About Us and Our History

IBEW Local Union 2199 began to represent the Technical and Office Clerical employees at Iroquois Gas Corporation in 1966, following an election with the incumbent union, District 50 of the United Mine Workers.
Since 1966, there have been nine Presidents / Business Managers:
  • Ed Lillis (1966-1968)
  • Bryce Dailly (1968-1972)
  • Chris Greco (1972-1978)
  • William McMahon (1978-2010)
  • Julie Cosenza (2010-2012)
  • Deborah Thur (2012-2014)
  • Denita Mungro(2014-2016)
  • April Finch (2016-2018)
  • Denita Mungro (2018-2020)
  • Colleen Ballacchino (2020-Present)

Many brothers and sisters have worked very hard for our Local as officers and Executive Board members; however, they are too numerous to list.

The IBEW International Office also has provided our Local with great leadership and assistance from their International Representatives.  Over the years, the following people have been assigned to assist us: John Daley, Ed Jasper, Jack McDermott, Mike Flanagan, Mike Welsh and currently Julie Cosenza. Many of the benefits we enjoy today are thanks to the guidance of these individuals.

In 1974, the company reorganized and all the wholly owned subsidiaries (Iroquois Gas, Pennsylvania Gas, etc.) took the name we recognize today, National Fuel Gas Company.

We have negotiated many contracts with the union since our founding in 1966.  Most have resulted in two or three year agreements without major difficulties.

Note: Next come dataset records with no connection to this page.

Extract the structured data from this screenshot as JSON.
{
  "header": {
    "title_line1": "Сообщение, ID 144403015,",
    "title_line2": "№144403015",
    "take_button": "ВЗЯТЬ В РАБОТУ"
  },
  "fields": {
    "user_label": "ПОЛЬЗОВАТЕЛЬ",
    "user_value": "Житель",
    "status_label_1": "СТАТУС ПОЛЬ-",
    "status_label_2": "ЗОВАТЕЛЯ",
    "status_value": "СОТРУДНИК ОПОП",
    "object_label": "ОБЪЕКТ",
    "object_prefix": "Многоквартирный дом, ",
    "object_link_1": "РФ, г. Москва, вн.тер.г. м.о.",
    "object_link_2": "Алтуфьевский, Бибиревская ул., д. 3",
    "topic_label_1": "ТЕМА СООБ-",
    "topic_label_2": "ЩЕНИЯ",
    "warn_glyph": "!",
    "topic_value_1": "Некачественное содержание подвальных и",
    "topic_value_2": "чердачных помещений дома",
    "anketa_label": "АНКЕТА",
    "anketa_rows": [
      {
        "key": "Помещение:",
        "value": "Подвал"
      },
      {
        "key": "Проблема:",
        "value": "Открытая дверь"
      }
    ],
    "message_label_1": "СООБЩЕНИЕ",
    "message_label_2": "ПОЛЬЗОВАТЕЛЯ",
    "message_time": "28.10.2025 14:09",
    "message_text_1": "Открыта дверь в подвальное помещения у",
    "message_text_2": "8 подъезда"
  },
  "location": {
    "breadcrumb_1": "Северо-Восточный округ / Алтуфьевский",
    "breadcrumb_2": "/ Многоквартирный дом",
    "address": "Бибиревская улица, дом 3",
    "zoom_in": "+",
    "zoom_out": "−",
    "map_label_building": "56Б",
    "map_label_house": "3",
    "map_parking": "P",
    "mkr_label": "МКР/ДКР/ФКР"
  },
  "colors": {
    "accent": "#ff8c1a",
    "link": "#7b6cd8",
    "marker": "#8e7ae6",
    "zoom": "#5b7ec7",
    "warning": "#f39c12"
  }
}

In 1975, a six-week strike was necessary to negotiate a two-year agreement.  However, many of the underlying issues were tabled until the next negotiation.  Therefore, a 19-week strike was needed in 1977. Since that time, we have been fortunate to achieve contract agreements without work interruptions.

Thanks for stopping by ibewlocal2199.com and thank you for your continued support.

History of the International Brotherhood of Electrical Workers
The IBEW represents approximately 750,000 active members and retirees who work in a wide variety of fields, including utilities, construction, telecommunications, broadcasting, manufacturing, railroads and government.  The IBEW has members in both the United States and Canada and stands out among the American unions in the AFL-CIO because it is among the largest and has members in so many skilled occupations.
As union members, we bargain collectively with our employers over wages, benefits, and rights.
Most of us have very limited bargaining power as one person, but as a group, we are strong. And, with a good negotiated contract, we have legal protections we would not have otherwise.